What no one had explained to her was why. Fine, they'd taken Olivia Bane as a hostage, and they hadn't even yet laid out whatever demands they had to make to Arcadia or the leadership. They said they were at war, or planning to be, and they had every intention of trying to bring down the Plutarch.
She knew all that. The question Livy had was why. What did they think would happen afterwards? She'd read the histories Grandfather Bane had provided her and she'd listened to his sometimes rambling conversations about what the people in the Before Times did.
If the rebels really intended to try and overthrow Arcadia, what were they planning to put in its place? Surely someone had thought far enough along to realize if one government fell, another had to take its place.
She followed now, after Arash, with Selene moving close and silent behind.
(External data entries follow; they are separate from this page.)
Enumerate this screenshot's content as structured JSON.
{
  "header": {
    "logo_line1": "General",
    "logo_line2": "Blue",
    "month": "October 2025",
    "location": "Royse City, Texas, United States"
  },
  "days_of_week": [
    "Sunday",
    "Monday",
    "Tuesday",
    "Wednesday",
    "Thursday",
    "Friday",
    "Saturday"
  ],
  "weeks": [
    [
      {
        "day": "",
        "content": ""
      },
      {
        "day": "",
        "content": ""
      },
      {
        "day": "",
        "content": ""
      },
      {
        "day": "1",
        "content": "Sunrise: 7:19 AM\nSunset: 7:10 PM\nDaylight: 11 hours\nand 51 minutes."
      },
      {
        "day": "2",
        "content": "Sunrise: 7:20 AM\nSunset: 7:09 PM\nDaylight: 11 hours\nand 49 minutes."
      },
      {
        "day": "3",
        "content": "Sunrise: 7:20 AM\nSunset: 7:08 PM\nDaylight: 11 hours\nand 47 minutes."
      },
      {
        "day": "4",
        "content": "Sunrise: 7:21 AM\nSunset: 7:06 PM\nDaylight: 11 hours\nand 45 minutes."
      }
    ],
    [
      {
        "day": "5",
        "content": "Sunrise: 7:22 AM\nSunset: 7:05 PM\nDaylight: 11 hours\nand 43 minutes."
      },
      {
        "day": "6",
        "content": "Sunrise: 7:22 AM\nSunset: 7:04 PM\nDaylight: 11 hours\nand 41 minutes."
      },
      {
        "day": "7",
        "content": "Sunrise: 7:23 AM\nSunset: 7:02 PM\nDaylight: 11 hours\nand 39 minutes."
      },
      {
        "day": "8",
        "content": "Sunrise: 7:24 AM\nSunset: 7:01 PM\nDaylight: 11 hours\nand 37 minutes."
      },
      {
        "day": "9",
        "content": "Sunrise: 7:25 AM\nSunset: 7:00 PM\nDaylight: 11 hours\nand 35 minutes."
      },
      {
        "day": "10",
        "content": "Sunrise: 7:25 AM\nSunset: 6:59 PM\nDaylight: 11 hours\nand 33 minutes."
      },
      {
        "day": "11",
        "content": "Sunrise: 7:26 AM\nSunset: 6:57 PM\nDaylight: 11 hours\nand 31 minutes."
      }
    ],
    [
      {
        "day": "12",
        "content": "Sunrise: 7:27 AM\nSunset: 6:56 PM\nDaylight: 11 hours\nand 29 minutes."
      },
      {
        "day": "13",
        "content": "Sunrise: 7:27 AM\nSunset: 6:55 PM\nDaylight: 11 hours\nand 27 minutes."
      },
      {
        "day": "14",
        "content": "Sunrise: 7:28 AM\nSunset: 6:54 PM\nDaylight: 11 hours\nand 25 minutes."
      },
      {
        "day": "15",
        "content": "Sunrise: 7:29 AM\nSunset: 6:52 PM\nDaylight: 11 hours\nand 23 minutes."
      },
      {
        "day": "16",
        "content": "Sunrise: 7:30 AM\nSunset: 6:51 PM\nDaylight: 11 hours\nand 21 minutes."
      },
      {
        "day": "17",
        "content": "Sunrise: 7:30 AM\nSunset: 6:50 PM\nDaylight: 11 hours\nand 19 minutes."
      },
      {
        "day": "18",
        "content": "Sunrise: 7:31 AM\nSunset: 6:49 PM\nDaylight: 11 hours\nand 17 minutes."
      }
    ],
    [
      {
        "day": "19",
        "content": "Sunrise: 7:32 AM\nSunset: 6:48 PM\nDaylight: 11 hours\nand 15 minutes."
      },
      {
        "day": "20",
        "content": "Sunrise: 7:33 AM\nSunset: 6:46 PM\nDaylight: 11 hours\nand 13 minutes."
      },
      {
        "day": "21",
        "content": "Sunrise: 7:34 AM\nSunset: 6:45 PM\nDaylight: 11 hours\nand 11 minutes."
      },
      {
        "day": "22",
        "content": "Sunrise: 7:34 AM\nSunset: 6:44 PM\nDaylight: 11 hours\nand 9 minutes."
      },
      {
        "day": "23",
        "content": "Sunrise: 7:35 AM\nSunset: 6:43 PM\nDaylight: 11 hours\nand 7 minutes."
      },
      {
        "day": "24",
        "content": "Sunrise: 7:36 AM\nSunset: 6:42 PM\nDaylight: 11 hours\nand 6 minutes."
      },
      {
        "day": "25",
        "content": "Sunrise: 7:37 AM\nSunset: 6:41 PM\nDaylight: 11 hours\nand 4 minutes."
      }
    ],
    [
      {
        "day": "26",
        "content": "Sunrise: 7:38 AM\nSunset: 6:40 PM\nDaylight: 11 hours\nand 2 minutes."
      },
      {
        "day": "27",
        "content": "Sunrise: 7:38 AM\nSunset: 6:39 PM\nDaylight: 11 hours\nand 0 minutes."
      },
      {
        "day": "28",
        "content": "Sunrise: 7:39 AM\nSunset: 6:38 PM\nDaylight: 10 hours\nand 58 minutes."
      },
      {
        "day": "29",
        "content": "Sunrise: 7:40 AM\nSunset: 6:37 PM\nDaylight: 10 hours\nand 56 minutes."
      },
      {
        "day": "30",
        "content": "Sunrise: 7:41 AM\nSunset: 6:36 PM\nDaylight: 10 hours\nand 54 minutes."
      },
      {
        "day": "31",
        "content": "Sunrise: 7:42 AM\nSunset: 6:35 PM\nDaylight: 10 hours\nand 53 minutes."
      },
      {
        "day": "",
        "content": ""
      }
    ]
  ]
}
Everything else Livy thought she was getting a grasp on.
She just didn't understand what they wanted to prove by overthrowing Arcadia.
The trio stopped at the edge of one of the cliff faces. In Pastoreum, Livy sometimes spent the occasional holiday hiking in the foothills that ringed the valley where Agara was situated. There were very distant mountains, blue and snow capped. On the way to Arcadia the buses with the 16-year-old hostages passed through them. But around her village, there were mostly foothills, leading to the occasional lower, brown mountain. The mountains were covered in leafy trees that gradually gave way to trees with needles and then to no trees. The foothills, though, were generally full of scrub brush and cheat grass, and some of them were breathtakingly steep. Livy, her best friend Tarah and her sister Pippa would climb them, laughing and talking until the halfway part, and then panting and grunting questions and replies, largely, "Why are we doing this?"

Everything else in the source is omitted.